How Should Newsrooms Handle AI? Here’s a Guideline for Making Guidelines

With the rapid rise of generative AI, newsrooms everywhere are facing a new question: how should these technologies be used — and where should we draw the line? To help navigate this space, several media organizations have already published their own sets of guidelines. In this post, we’ll explore the common themes across these policies and offer tips for newsrooms developing their own.

Our analysis draws from 21 published AI guidelines, mainly from news organizations across Europe and the U.S., with a handful from other regions, and if your newsroom has its own policy, we’d love to hear from you. This list (and our analysis) will continue to evolve as more organizations weigh in.

The guidelines vary in tone and format — some are titled as protocols, others as principles or charters. Some take a more cautious, even restrictive approach, explicitly banning certain uses of AI. Others lean toward responsible governance, emphasizing transparency, accountability, and efforts to minimize harm.

In the first section of our analysis, we break down the main trends and outliers in existing policies. In the second, we offer a “how-to” for creating your own AI guidelines — a guide to the guardrails, if you will. Whether you’re a journalist looking to understand the landscape or a newsroom leader drafting your policy, this meta-guide aims to give you a helpful starting point.

1. Human Oversight Is Non-Negotiable

AI outputs must always be reviewed and approved by humans before publication. Newsrooms emphasize that decision-making should remain with people, not machines (e.g., CBC, Reuters, The Guardian, VG).


2. Transparency Through Clear Labeling

When AI is used to generate content, it must be clearly labeled for audiences. However, transparency is less enforced when AI is only used as a supporting tool (e.g., Aftonbladet, VG, Reuters, CBC).


3. Clear Boundaries: Banned vs Allowed Uses

Most outlets ban AI from writing full stories, generating photorealistic images, or fact-checking, but allow uses like summarization, idea generation, and support with social media or graphics (e.g., Wired, Insider, Nucleo).


4. Strong Accountability Measures

Organizations remain fully responsible for any AI-assisted content they publish and emphasize use of secure, technically sound AI systems (e.g., Aftonbladet, Reuters, Financial Times, DPA).


5. Protecting Privacy and Confidentiality

Sensitive data, unpublished content, or source information must never be input into external AI platforms (e.g., VG, Aftonbladet, CBC, Ringier).


6. Encourage Cautious Experimentation

Newsrooms support exploring AI tools with curiosity and caution, while remaining vigilant about misinformation risks and source verification (e.g., ANP, STT, Financial Times).
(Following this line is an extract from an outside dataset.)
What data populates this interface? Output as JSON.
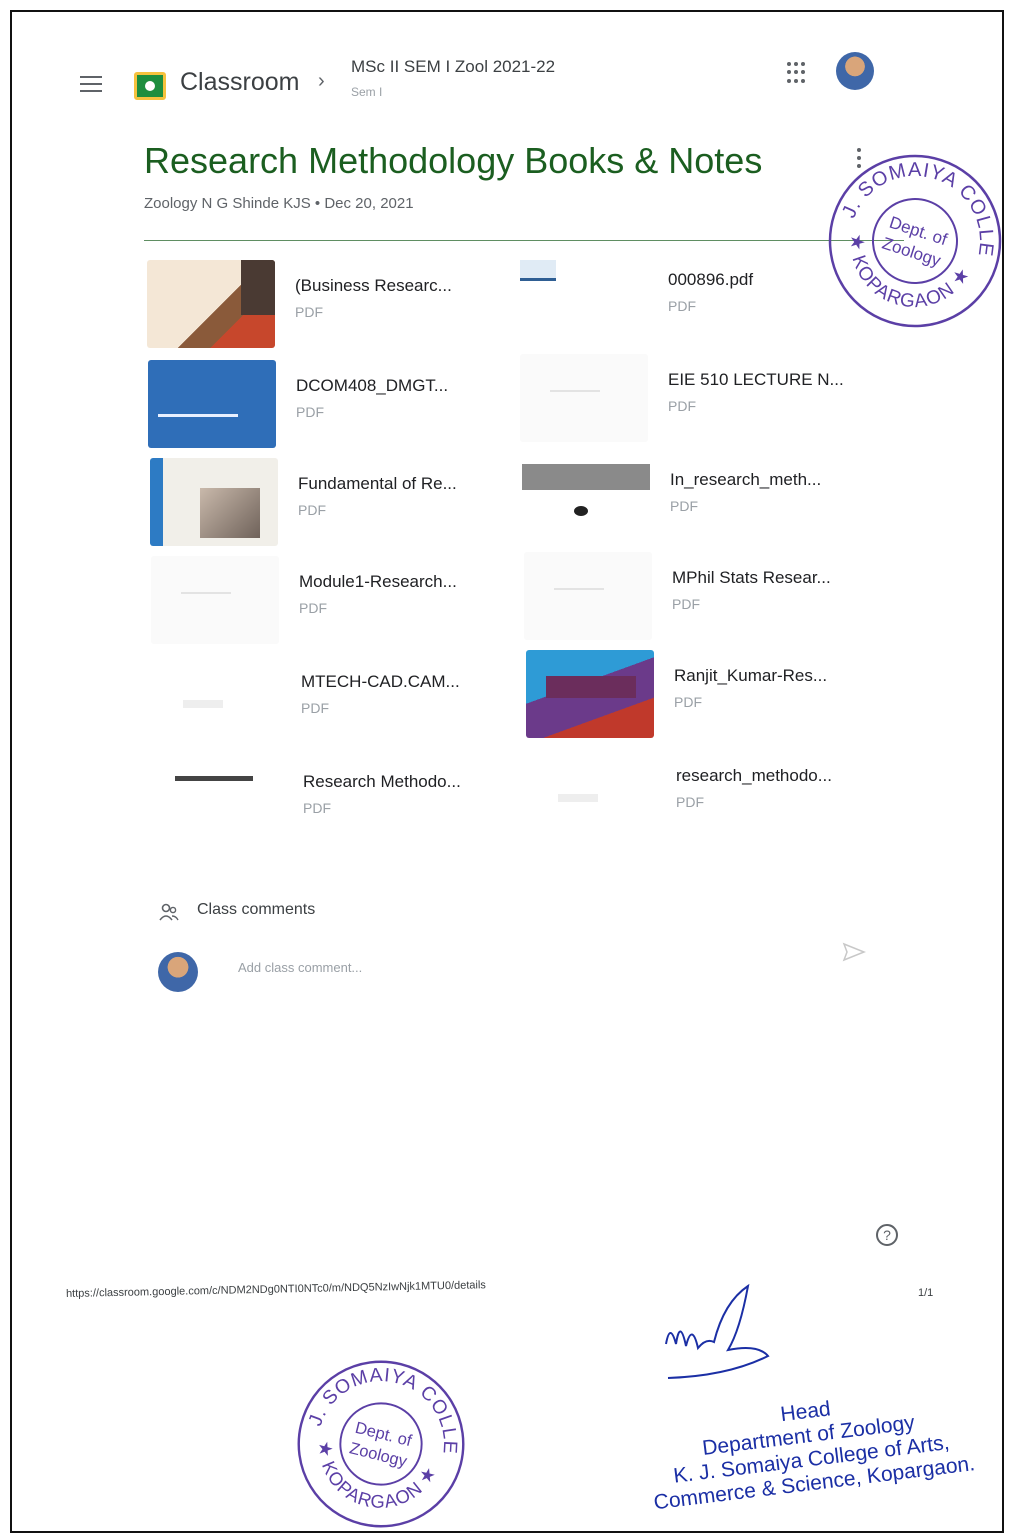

7. AI as a Strategic Tool, Not a Replacement

AI is seen as a way to enhance speed, originality, and quality, not as a substitute for human journalism (e.g., The Guardian, Insider, Le Parisien, Heidi.News).


8. Training Is Emerging but Limited

A few organizations call for AI literacy training to ensure responsible use, especially to mitigate risks like misinformation or bias (e.g., Financial Times, DJV, Mediahuis).


9. Recognizing and Guarding Against Bias

Some organizations explicitly commit to identifying and avoiding biases embedded in AI models and outputs (e.g., The Guardian, Mediahuis, Ringier).


10. Guidelines Are Evolving

Most media outlets acknowledge these are early-stage policies that will be revised as AI technologies and industry practices mature (e.g., Wired, CBC, De Volkskrant, Ringier).